Uma mulher que afirma ter sido vítima de assédio sexual do diácono Antônio Lisboa Leitão de Souza, ex-professor da Universidade Federal de Campina Grande (UFCG), relatou os abusos sofridos durante o ano de 2017. O docente foi demitido pelo Ministério da Educação (MEC) após a conclusão de um processo administrativo disciplinar que apurou a prática de assédio sexual e moral contra estudantes da instituição.
A vítima, que preferiu não se identificar por questões de segurança, afirmou que o então professor fazia comentários de conotação sexual com frequência.
Segundo o relato, Antônio Lisboa fazia insinuações sobre as roupas das alunas e frequentemente abordava assuntos relacionados à sexualidade. “Ele tinha fixação em falar sobre sexo com as mulheres”, afirmou.
Após a repercussão do caso, a Diocese de Campina Grande comunicou, na quarta-feira (15), o afastamento do diácono de todas as atividades religiosas enquanto os fatos são apurados conforme as normas canônicas.
A vítima também declarou esperar que a Justiça seja feita e afirmou que o investigado não representa um exemplo para a sociedade.
Além da atuação como professor da UFCG, Antônio Lisboa foi ordenado diácono da Diocese de Campina Grande em 2015 e, em maio deste ano, havia sido transferido para a Paróquia de Nossa Senhora das Dores e São Lucas.

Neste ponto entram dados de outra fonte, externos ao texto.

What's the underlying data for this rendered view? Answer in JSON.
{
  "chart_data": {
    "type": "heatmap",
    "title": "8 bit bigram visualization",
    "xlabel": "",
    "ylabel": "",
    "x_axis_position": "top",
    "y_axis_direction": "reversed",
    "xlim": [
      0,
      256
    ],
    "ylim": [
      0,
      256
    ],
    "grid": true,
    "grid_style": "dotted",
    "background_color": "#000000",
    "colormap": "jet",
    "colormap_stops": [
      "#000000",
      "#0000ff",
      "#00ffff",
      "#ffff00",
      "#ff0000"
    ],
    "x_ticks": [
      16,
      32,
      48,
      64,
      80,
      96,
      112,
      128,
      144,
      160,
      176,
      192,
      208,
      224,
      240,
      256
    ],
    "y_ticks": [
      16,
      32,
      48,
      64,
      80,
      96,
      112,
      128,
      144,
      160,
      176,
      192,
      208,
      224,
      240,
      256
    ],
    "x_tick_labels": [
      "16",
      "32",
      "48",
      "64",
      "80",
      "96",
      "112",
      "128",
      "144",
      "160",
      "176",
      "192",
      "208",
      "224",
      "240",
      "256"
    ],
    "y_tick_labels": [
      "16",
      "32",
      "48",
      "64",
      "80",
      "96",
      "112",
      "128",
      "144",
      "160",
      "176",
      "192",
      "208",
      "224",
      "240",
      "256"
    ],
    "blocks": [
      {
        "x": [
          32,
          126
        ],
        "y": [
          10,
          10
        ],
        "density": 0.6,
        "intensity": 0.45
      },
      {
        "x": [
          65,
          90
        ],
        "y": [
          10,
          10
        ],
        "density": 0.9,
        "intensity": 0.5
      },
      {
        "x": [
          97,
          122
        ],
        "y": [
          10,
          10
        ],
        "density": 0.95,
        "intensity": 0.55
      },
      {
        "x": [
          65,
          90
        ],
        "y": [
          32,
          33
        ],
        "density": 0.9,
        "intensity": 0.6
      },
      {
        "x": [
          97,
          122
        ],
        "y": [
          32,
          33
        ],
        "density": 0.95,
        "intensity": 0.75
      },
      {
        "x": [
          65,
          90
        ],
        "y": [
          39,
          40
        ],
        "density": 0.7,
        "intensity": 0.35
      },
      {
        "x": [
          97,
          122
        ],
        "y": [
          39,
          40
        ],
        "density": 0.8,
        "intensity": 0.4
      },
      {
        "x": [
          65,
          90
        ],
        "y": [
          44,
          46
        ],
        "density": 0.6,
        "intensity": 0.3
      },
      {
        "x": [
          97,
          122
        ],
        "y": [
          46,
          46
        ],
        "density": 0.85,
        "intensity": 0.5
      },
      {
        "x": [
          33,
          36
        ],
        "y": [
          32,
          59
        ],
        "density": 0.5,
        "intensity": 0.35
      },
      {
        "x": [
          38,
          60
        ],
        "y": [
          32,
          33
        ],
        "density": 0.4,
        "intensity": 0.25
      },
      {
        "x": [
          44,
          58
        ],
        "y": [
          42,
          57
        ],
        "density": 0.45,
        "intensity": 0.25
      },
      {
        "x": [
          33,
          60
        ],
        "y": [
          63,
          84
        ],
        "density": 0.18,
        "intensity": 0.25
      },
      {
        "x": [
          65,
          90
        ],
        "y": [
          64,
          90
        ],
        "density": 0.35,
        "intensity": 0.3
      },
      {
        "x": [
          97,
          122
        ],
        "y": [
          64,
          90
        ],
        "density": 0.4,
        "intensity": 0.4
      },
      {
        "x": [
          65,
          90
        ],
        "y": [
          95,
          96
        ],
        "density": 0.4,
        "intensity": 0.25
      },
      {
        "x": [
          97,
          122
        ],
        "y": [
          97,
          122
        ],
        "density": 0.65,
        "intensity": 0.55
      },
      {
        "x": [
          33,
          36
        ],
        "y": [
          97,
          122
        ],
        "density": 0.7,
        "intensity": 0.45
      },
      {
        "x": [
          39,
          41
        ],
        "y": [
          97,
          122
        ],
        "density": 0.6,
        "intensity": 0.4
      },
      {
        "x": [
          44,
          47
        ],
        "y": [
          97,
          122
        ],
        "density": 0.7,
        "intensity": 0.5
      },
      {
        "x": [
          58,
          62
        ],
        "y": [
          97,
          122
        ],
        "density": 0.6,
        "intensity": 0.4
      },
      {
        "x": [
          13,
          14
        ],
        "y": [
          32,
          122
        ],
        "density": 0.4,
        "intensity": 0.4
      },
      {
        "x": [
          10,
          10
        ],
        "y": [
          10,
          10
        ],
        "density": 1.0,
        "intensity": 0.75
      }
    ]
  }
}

Em nota ao g1, a defesa do investigado informou que recebeu a decisão do MEC "com perplexidade", alegou que pedidos apresentados durante o processo administrativo não foram analisados e afirmou que ele foi absolvido pela Justiça Criminal em um processo relacionado aos mesmos fatos. A defesa informou ainda que recorrerá da decisão para tentar reverter a demissão.
Em nota oficial, a Diocese de Campina Grande informou que afastou o diácono de todas as atividades da Igreja e suspendeu o exercício do ministério enquanto realiza a apuração dos fatos. A instituição afirmou que atua em defesa da verdade e da justiça, em conformidade com o ordenamento jurídico brasileiro.
O Ministério da Educação publicou, no Diário Oficial da União da última terça-feira (14), a demissão de Antônio Lisboa Leitão de Souza. Conforme a portaria, o servidor utilizou o cargo público para praticar atos de conotação sexual e assédio moral contra estudantes da UFCG, caracterizando o chamado "valimento do cargo".
O professor também respondeu a um processo por assédio sexual em 2017. Na ocasião, foi beneficiado com a suspensão condicional do processo, medida que foi cumprida mediante prestação de serviços à comunidade e comparecimento periódico à Justiça.